A surprising new report caught the medical community off guard.
Have we turned the corner on obesity in America? An incredible new report suggests that for the first time in the past decade, the rate of adult obesity actually declined in not one, not two, but four U.S. states, a breakthrough that suggests that efforts to curb obesity may finally be working.
Obesity rates had stabilized compared to the rapid growth seen nationwide in the last few decades, but that’s not good enough because they remained at dangerously high levels. And since obesity is a risk factor for deadly illnesses ranging from diabetes to cancer to cardiac arrest, it’s vital that health authorities figure out a way to drive that figure down.

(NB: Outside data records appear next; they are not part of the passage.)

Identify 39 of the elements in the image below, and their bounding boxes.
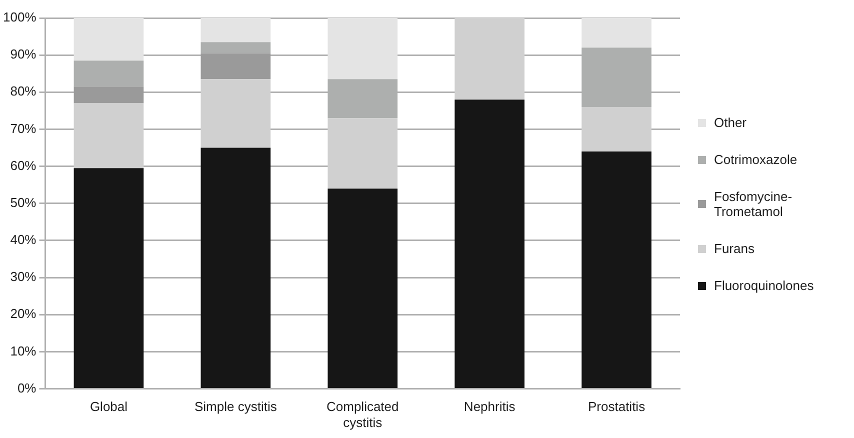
y-tick-label: 80% — [10, 84, 37, 99]
legend-label: Fluoroquinolones — [714, 278, 815, 293]
bar — [74, 86, 144, 104]
bar — [200, 42, 271, 54]
bar — [328, 188, 398, 388]
x-tick-label: Complicated cystitis — [326, 399, 399, 430]
legend-label: Fosfomycine-Trometamol — [714, 189, 794, 219]
bar — [582, 151, 652, 388]
bar — [582, 106, 652, 152]
x-tick-label: Global — [90, 399, 128, 414]
y-tick-label: 70% — [10, 120, 37, 136]
x-tick-label: Nephritis — [464, 399, 516, 414]
bar — [200, 79, 271, 148]
y-tick-label: 50% — [10, 194, 37, 210]
bar — [200, 53, 271, 80]
bar — [74, 168, 144, 388]
bar — [200, 148, 271, 388]
x-tick-label: Simple cystitis — [194, 399, 278, 414]
y-tick-label: 90% — [10, 46, 37, 62]
bar — [200, 18, 271, 42]
bar — [74, 18, 144, 61]
bar — [328, 118, 398, 189]
y-tick-label: 30% — [10, 269, 37, 284]
legend-label: Furans — [714, 241, 756, 256]
x-tick-label: Prostatitis — [588, 399, 646, 414]
legend-label: Cotrimoxazole — [714, 152, 798, 167]
y-tick-label: 0% — [17, 380, 37, 396]
bar — [74, 60, 144, 87]
y-tick-label: 10% — [10, 343, 37, 358]
bar — [74, 103, 144, 168]
y-tick-label: 40% — [10, 232, 37, 248]
y-tick-label: 20% — [10, 306, 37, 322]
y-tick-label: 60% — [10, 158, 37, 173]
bar — [454, 18, 524, 100]
legend-label: Other — [714, 115, 748, 130]
bar — [582, 18, 652, 48]
bar — [328, 18, 398, 80]
bar — [454, 100, 524, 388]
y-tick-label: 100% — [3, 10, 37, 25]
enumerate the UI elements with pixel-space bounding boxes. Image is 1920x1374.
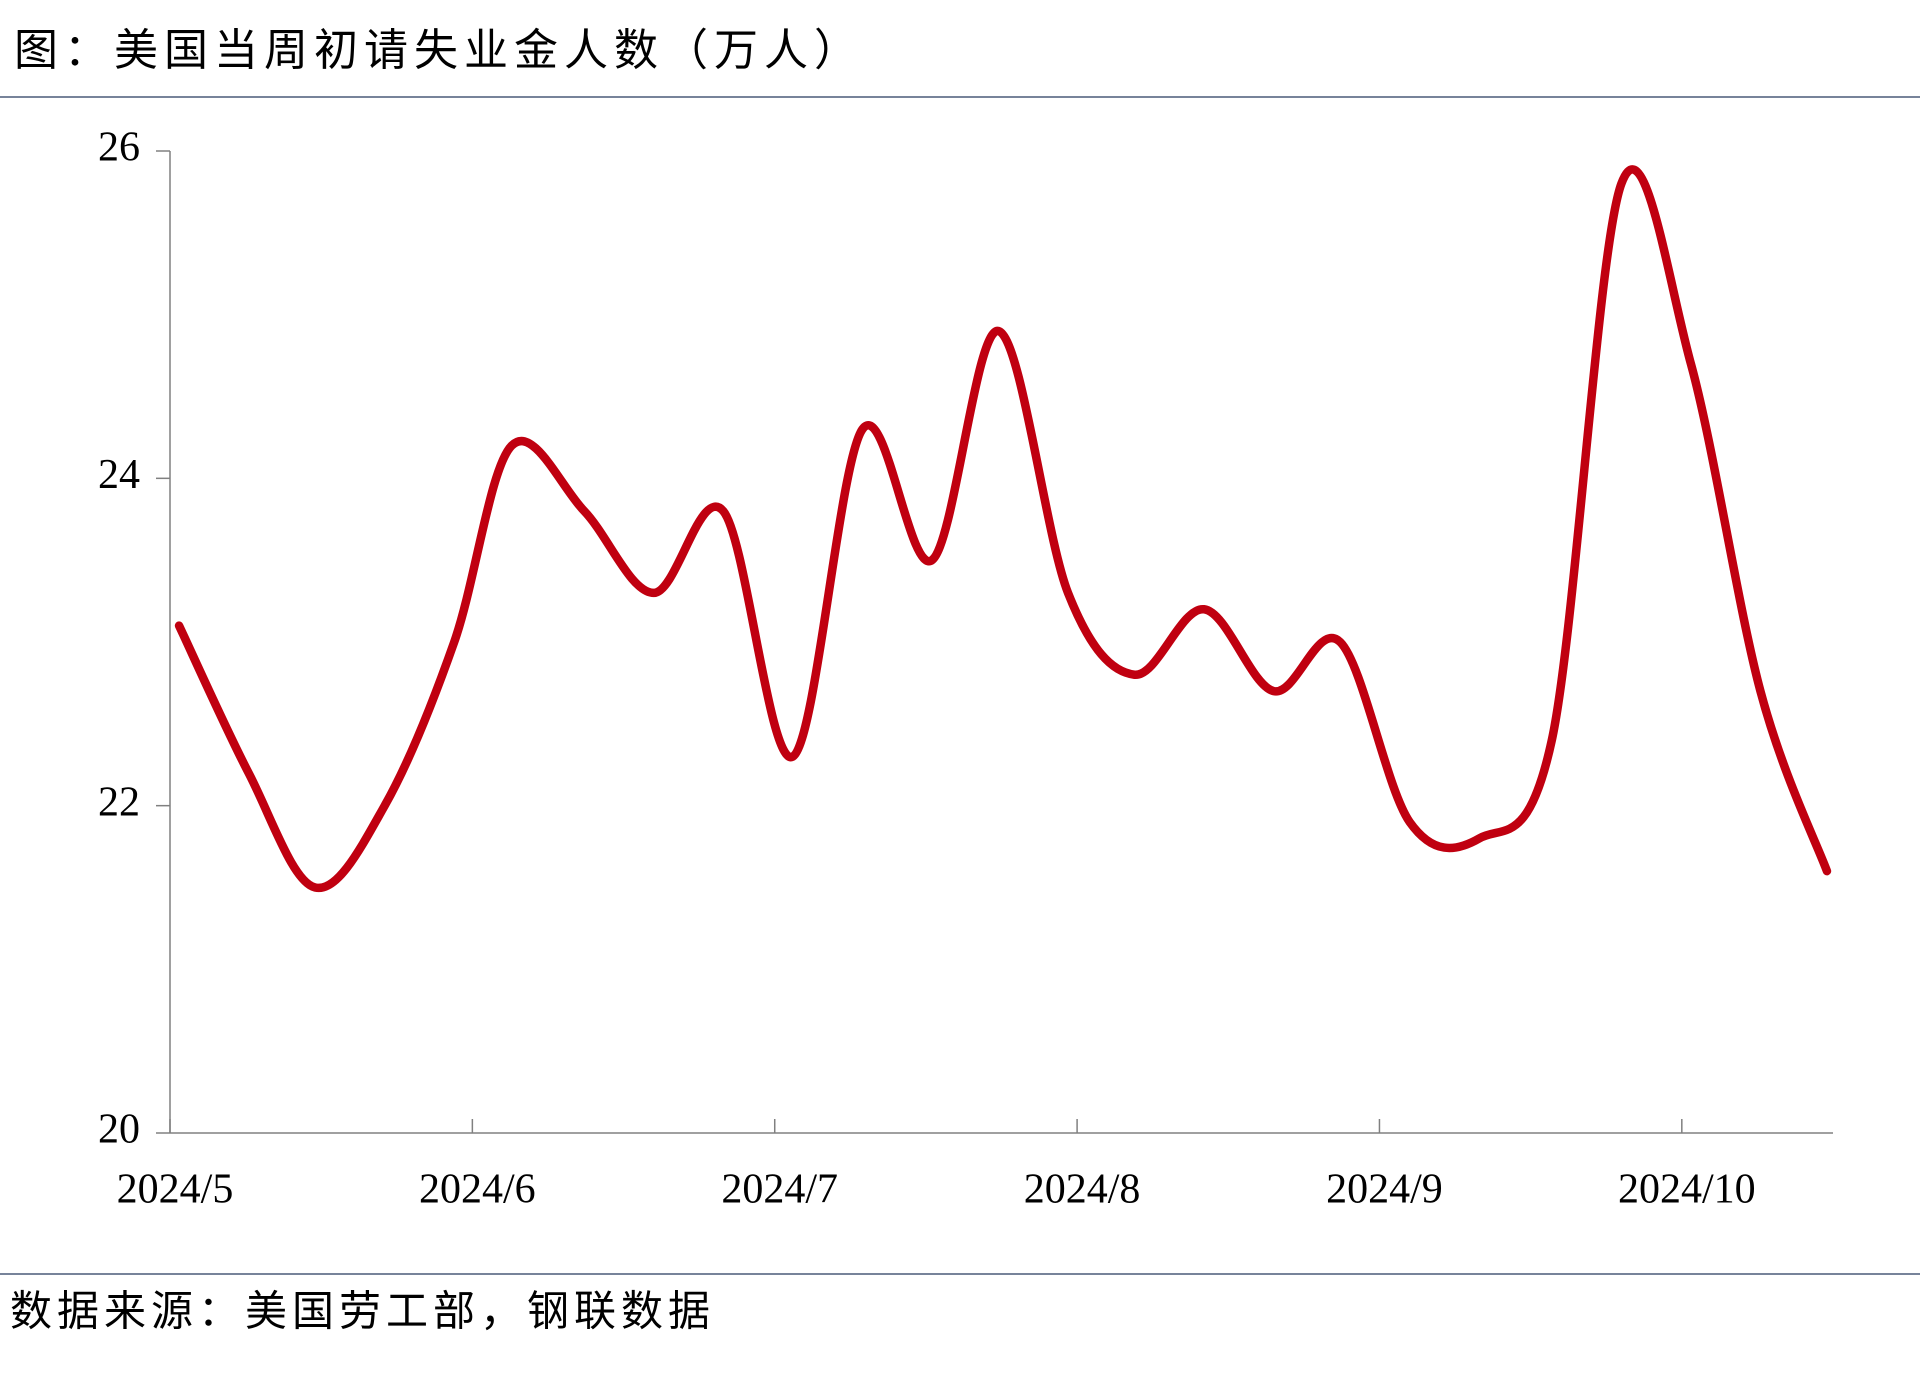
y-tick-label: 26	[98, 125, 140, 171]
x-tick-label: 2024/9	[1326, 1167, 1443, 1213]
chart-title: 图：美国当周初请失业金人数（万人）	[14, 26, 864, 75]
x-tick-label: 2024/8	[1024, 1167, 1141, 1213]
y-tick-label: 24	[98, 452, 140, 498]
x-tick-label: 2024/7	[721, 1167, 838, 1213]
x-tick-label: 2024/10	[1618, 1167, 1756, 1213]
data-line	[174, 165, 1832, 893]
y-tick-label: 20	[98, 1107, 140, 1153]
source-note: 数据来源：美国劳工部，钢联数据	[10, 1290, 715, 1336]
x-tick-label: 2024/6	[419, 1167, 536, 1213]
x-tick-label: 2024/5	[117, 1167, 234, 1213]
y-tick-label: 22	[98, 779, 140, 825]
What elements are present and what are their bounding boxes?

But a new State of Obesity report found that finally, four states are showing declines: Minnesota, Montana, New York and Ohio. Washington, D.C. also saw its obesity rate drop back in 2010, but no states had seen an obesity rate drop in the last decade.
Obesity rates did increase for Kansas and Kentucky, but that’s a lot better than back in 2005, when a whopping 49 percent reported higher obesity rates.
“According to the most recent data, adult obesity rates now exceed 35 percent in four states, 30 percent in 25 states and are above 20 percent in all states,” State of Obesity says in a statement. “Louisiana has the highest adult obesity rate at 36.2 percent and Colorado has the lowest at 20.2 percent. U.S. adult obesity rates decreased in four states (Minnesota, Montana, New York and Ohio), increased in two (Kansas and Kentucky) and remained stable in the rest, between 2014 and 2015. This marks the first time in the past decade that any states have experienced decreases — aside from a decline in Washington, D.C. in 2010.”